Quando al mattino entro a scuola e attraverso l’atrio tutto tace, la luce è soffusa, pochi insegnanti nelle aule sono intenti negli ultimi preparativi: qualcuno suona il flauto, un altro dà gli ultimi ritocchi al disegno alla lavagna… e tutto è in attesa. E’ il preludio di una musica che avrà inizio solo dopo pochi istanti!

Ad un tratto si sente il suono della campanella, le porte della scuola vengono spalancate ed è tutto un brulicare di bambini e ragazzi che si incontrano, si salutano, chiacchierano fra loro e pian piano si avvicinano alla propria aula. Tutto si anima, prende vita e l’atrio si riempie di gioia, di voci e di calore! Alcuni bambini attraversano il salone un po’ assonnati, altri quasi correndo, ed è tutto un vociare, un brusio attivo, un prepararsi per iniziare la nuova giornata.

E di fronte ad ogni aula c’è qualcuno che aspetta!

Questo è uno dei momenti fondamentali per noi insegnanti. Ogni alunno si prepara, indossa il grembiule, cambia le scarpe, qualche scherzo o risata con i compagni e poi… il saluto al proprio insegnante, una stretta di mano, un incontrarsi con lo sguardo:

 

“Buongiorno Giovanni!”     “Buongiorno maestra!”

 

In questo breve ma intenso attimo avviene uno scambio fra i due esseri: il mondo intorno a noi per un istante non esiste più, io sono con te e tu sei con me, gli occhi parlano e raccontano la realtà del nostro essere.

Apparentemente può sembrare solo un bel modo per salutare i bambini; in realtà in quest’incontro ogni bambino e ogni maestro mostrano se stessi nella verità che gli occhi non sanno nascondere.

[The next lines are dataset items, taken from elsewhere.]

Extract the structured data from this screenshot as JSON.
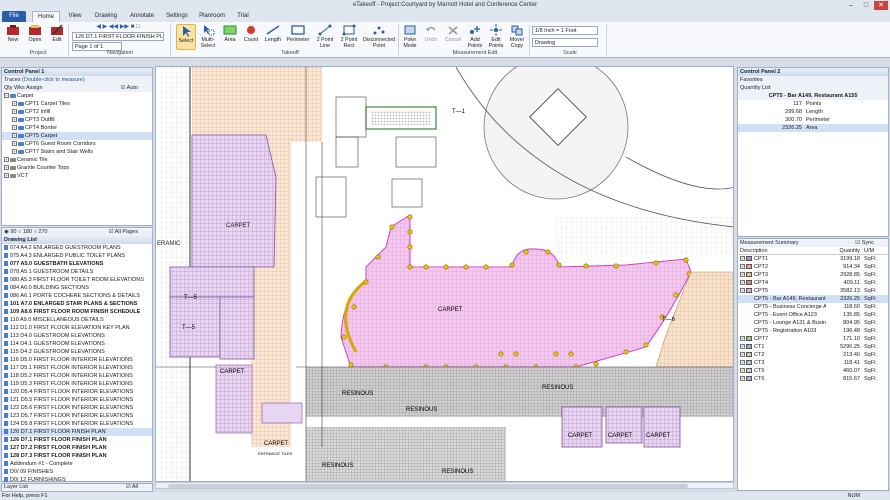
{
  "window": {
    "title": "eTakeoff - Project:Courtyard by Marriott Hotel and Conference Center",
    "minimize": "–",
    "maximize": "□",
    "close": "✕"
  },
  "tabs": [
    "File",
    "Home",
    "View",
    "Drawing",
    "Annotate",
    "Settings",
    "Planroom",
    "Trial"
  ],
  "ribbon": {
    "project_buttons": [
      "New",
      "Open",
      "Edit"
    ],
    "nav_combo": "126 D7.1 FIRST FLOOR FINISH PLAN",
    "page_combo": "Page 1 of 1",
    "takeoff_buttons": [
      "Select",
      "Multi-Select",
      "Area",
      "Count",
      "Length",
      "Perimeter",
      "2 Point Line",
      "2 Point Rect",
      "Disconnected Point"
    ],
    "edit_buttons": [
      "Poke Mode",
      "Undo",
      "Cancel",
      "Add Points",
      "Edit Points",
      "Move/ Copy"
    ],
    "scale_value": "1/8 Inch = 1 Foot",
    "scale_type": "Drawing",
    "group_labels": [
      "Project",
      "Navigation",
      "Takeoff",
      "Measurement Edit",
      "Scale"
    ]
  },
  "left_panel": {
    "title": "Control Panel 1",
    "traces_label": "Traces",
    "traces_hint": "(Double-click to measure)",
    "qty_tab": "Qty Wks Assign",
    "auto_label": "Auto",
    "tree": [
      {
        "label": "Carpet",
        "level": 0,
        "type": "folder",
        "expanded": true
      },
      {
        "label": "CPT1 Carpet Tiles",
        "level": 1,
        "type": "sub"
      },
      {
        "label": "CPT2 Infill",
        "level": 1,
        "type": "sub"
      },
      {
        "label": "CPT3 Outfill",
        "level": 1,
        "type": "sub"
      },
      {
        "label": "CPT4 Border",
        "level": 1,
        "type": "sub"
      },
      {
        "label": "CPT5 Carpet",
        "level": 1,
        "type": "sub",
        "selected": true
      },
      {
        "label": "CPT6 Guest Room Corridors",
        "level": 1,
        "type": "sub"
      },
      {
        "label": "CPT7 Stairs and Stair Wells",
        "level": 1,
        "type": "sub"
      },
      {
        "label": "Ceramic Tile",
        "level": 0,
        "type": "folder-grey"
      },
      {
        "label": "Granite Counter Tops",
        "level": 0,
        "type": "folder-grey"
      },
      {
        "label": "VCT",
        "level": 0,
        "type": "folder-grey"
      }
    ],
    "zoom_options": [
      "90",
      "180",
      "270"
    ],
    "all_pages": "All Pages",
    "drawing_list_title": "Drawing List",
    "drawings": [
      {
        "label": "074 A4.2 ENLARGED GUESTROOM PLANS"
      },
      {
        "label": "075 A4.3 ENLARGED PUBLIC TOILET PLANS"
      },
      {
        "label": "077 A5.0 GUESTBATH ELEVATIONS",
        "bold": true
      },
      {
        "label": "078 A5.1 GUESTROOM DETAILS"
      },
      {
        "label": "080 A5.3 FIRST FLOOR TOILET ROOM ELEVATIONS"
      },
      {
        "label": "084 A6.0 BUILDING SECTIONS"
      },
      {
        "label": "086 A6.1 PORTE COCHERE SECTIONS & DETAILS"
      },
      {
        "label": "101 A7.0 ENLARGED STAIR PLANS & SECTIONS",
        "bold": true
      },
      {
        "label": "109 A8.6 FIRST FLOOR ROOM FINISH SCHEDULE",
        "bold": true
      },
      {
        "label": "110 A9.0 MISCELLANEOUS DETAILS"
      },
      {
        "label": "112 D1.0 FIRST FLOOR ELEVATION KEY PLAN"
      },
      {
        "label": "113 D4.0 GUESTROOM ELEVATIONS"
      },
      {
        "label": "114 D4.1 GUESTROOM ELEVATIONS"
      },
      {
        "label": "115 D4.2 GUESTROOM ELEVATIONS"
      },
      {
        "label": "116 D5.0 FIRST FLOOR INTERIOR ELEVATIONS"
      },
      {
        "label": "117 D5.1 FIRST FLOOR INTERIOR ELEVATIONS"
      },
      {
        "label": "118 D5.2 FIRST FLOOR INTERIOR ELEVATIONS"
      },
      {
        "label": "119 D5.3 FIRST FLOOR INTERIOR ELEVATIONS"
      },
      {
        "label": "120 D5.4 FIRST FLOOR INTERIOR ELEVATIONS"
      },
      {
        "label": "121 D5.5 FIRST FLOOR INTERIOR ELEVATIONS"
      },
      {
        "label": "122 D5.6 FIRST FLOOR INTERIOR ELEVATIONS"
      },
      {
        "label": "123 D5.7 FIRST FLOOR INTERIOR ELEVATIONS"
      },
      {
        "label": "124 D5.8 FIRST FLOOR INTERIOR ELEVATIONS"
      },
      {
        "label": "126 D7.1 FIRST FLOOR FINISH PLAN",
        "selected": true
      },
      {
        "label": "126 D7.1 FIRST FLOOR FINISH PLAN",
        "bold": true
      },
      {
        "label": "127 D7.2 FIRST FLOOR FINISH PLAN",
        "bold": true
      },
      {
        "label": "128 D7.3 FIRST FLOOR FINISH PLAN",
        "bold": true
      },
      {
        "label": "Addendum #1 - Complete"
      },
      {
        "label": "D0/ 09 FINISHES"
      },
      {
        "label": "D0/ 12 FURNISHINGS"
      }
    ],
    "layer_list_title": "Layer List",
    "layer_all": "All"
  },
  "right_panel": {
    "title": "Control Panel 2",
    "favorites_title": "Favorites",
    "quantity_list_title": "Quantity List",
    "selected_item": "CPT5 - Bar A149, Restaurant A155",
    "quantities": [
      {
        "value": "117",
        "label": "Points"
      },
      {
        "value": "299.68",
        "label": "Length"
      },
      {
        "value": "300.70",
        "label": "Perimeter"
      },
      {
        "value": "2326.25",
        "label": "Area",
        "selected": true
      }
    ],
    "summary_title": "Measurement Summary",
    "sync_label": "Sync",
    "summary_headers": [
      "Description",
      "Quantity",
      "U/M"
    ],
    "summary": [
      {
        "desc": "CPT1",
        "qty": "3199.18",
        "um": "SqFt",
        "color": "#b28ad1",
        "level": 0
      },
      {
        "desc": "CPT2",
        "qty": "914.34",
        "um": "SqFt",
        "color": "#f0a58c",
        "level": 0
      },
      {
        "desc": "CPT3",
        "qty": "2928.85",
        "um": "SqFt",
        "color": "#f5c28a",
        "level": 0
      },
      {
        "desc": "CPT4",
        "qty": "409.11",
        "um": "SqFt",
        "color": "#e08080",
        "level": 0
      },
      {
        "desc": "CPT5",
        "qty": "3582.13",
        "um": "SqFt",
        "color": "#f0a8e8",
        "level": 0
      },
      {
        "desc": "CPT5 - Bar A149, Restaurant A155",
        "qty": "2326.25",
        "um": "SqFt",
        "level": 1,
        "selected": true
      },
      {
        "desc": "CPT5 - Business Concierge A104",
        "qty": "118.60",
        "um": "SqFt",
        "level": 1
      },
      {
        "desc": "CPT5 - Event Office A123",
        "qty": "135.85",
        "um": "SqFt",
        "level": 1
      },
      {
        "desc": "CPT5 - Lounge A131 & Business",
        "qty": "804.95",
        "um": "SqFt",
        "level": 1
      },
      {
        "desc": "CPT5 - Registration A103",
        "qty": "196.48",
        "um": "SqFt",
        "level": 1
      },
      {
        "desc": "CPT7",
        "qty": "171.10",
        "um": "SqFt",
        "color": "#9ad17a",
        "level": 0
      },
      {
        "desc": "CT1",
        "qty": "5290.25",
        "um": "SqFt",
        "color": "#8ab4e0",
        "level": 0
      },
      {
        "desc": "CT2",
        "qty": "213.40",
        "um": "SqFt",
        "color": "#cfcfa0",
        "level": 0
      },
      {
        "desc": "CT3",
        "qty": "118.41",
        "um": "SqFt",
        "color": "#a0d0d0",
        "level": 0
      },
      {
        "desc": "CT5",
        "qty": "460.07",
        "um": "SqFt",
        "color": "#d0d0d0",
        "level": 0
      },
      {
        "desc": "CT6",
        "qty": "815.67",
        "um": "SqFt",
        "color": "#b0b0e8",
        "level": 0
      }
    ]
  },
  "drawing": {
    "labels": {
      "carpet_a": "CARPET",
      "carpet_b": "CARPET",
      "carpet_c": "CARPET",
      "carpet_d": "CARPET",
      "carpet_e": "CARPET",
      "carpet_f": "CARPET",
      "carpet_g": "CARPET",
      "resinous_a": "RESINOUS",
      "resinous_b": "RESINOUS",
      "resinous_c": "RESINOUS",
      "resinous_d": "RESINOUS",
      "resinous_e": "RESINOUS",
      "ceramic": "ERAMIC",
      "t1": "T—1",
      "t5a": "T—5",
      "t5b": "T—5",
      "t6": "T—6",
      "entrance": "ENTRANCE TILES"
    }
  },
  "status": {
    "help": "For Help, press F1",
    "num": "NUM"
  }
}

Ecco allora che arriva quel bambino che mi saluta con un grande sorriso, comincia a raccontarmi mille cose e, dalla velocità della parlantina, sembra abbia solo pochi secondi per farlo. Chi s’avvicina e guardandomi fisso negli occhi stringe con vigore la mia mano quasi volesse dimostrare chi è il più forte. Oppure arriva quel bambino che accenna appena un sussurrato “buongiorno”, vorrebbe evitare di incontrarmi con lo sguardo… forse ha dimenticato qualcosa a casa! Ma un timido sorriso da parte sua e un buffetto sulla guancia da parte mia sciolgono qualsiasi tensione!

E’ bello sentire le diverse strette di mano: chi porta gran calore e determinazione, chi sensibilità e ascolto, chi sicurezza, chi discrezione…

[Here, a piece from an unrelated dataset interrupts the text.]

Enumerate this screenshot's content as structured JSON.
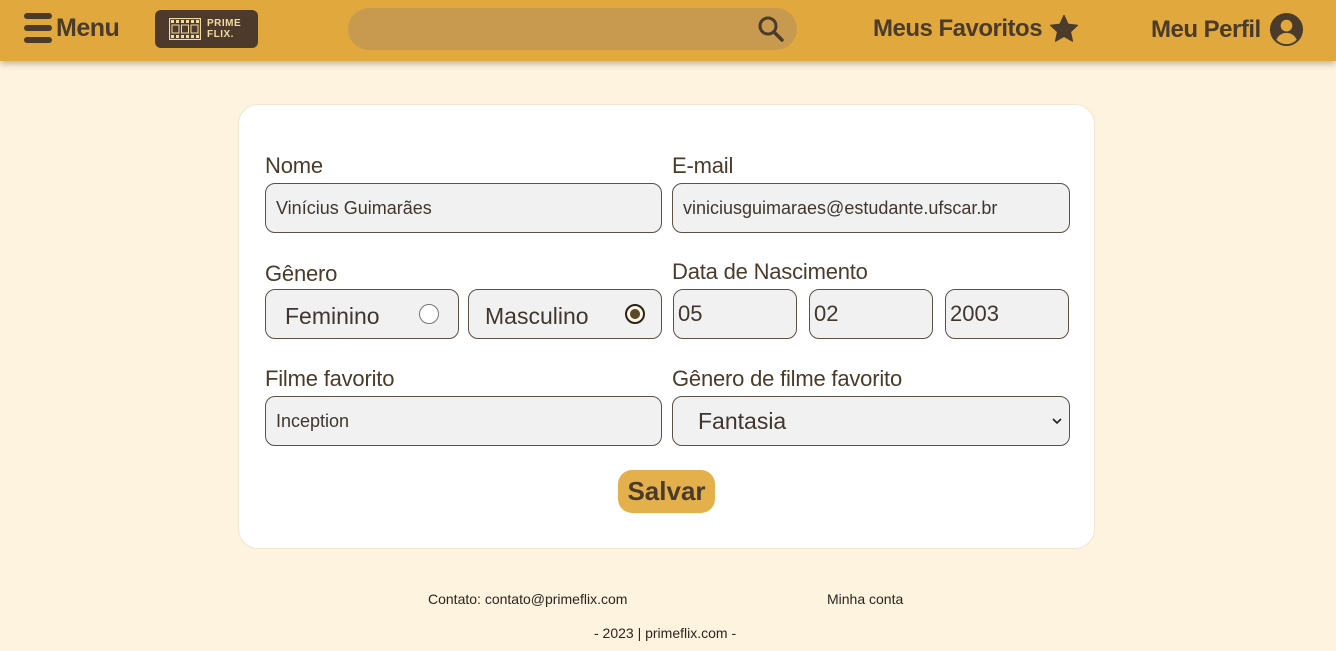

Ognuno porta un aspetto fondamentale ed indispensabile per affrontare una nuova giornata e l’unione e l’accordo che si crea ogni giorno in classe è diverso. Oggi non siamo quelli di ieri, i nostri mondi s’incontrano, si relazionano e avvengono nuovi scambi. Ogni giorno, il semplice gesto dello scambiarci il saluto mattutino non è una formalità, è un nuovo incontro e racchiude in se valori importanti che oggi sono seminati nel cuore e domani daranno buoni frutti.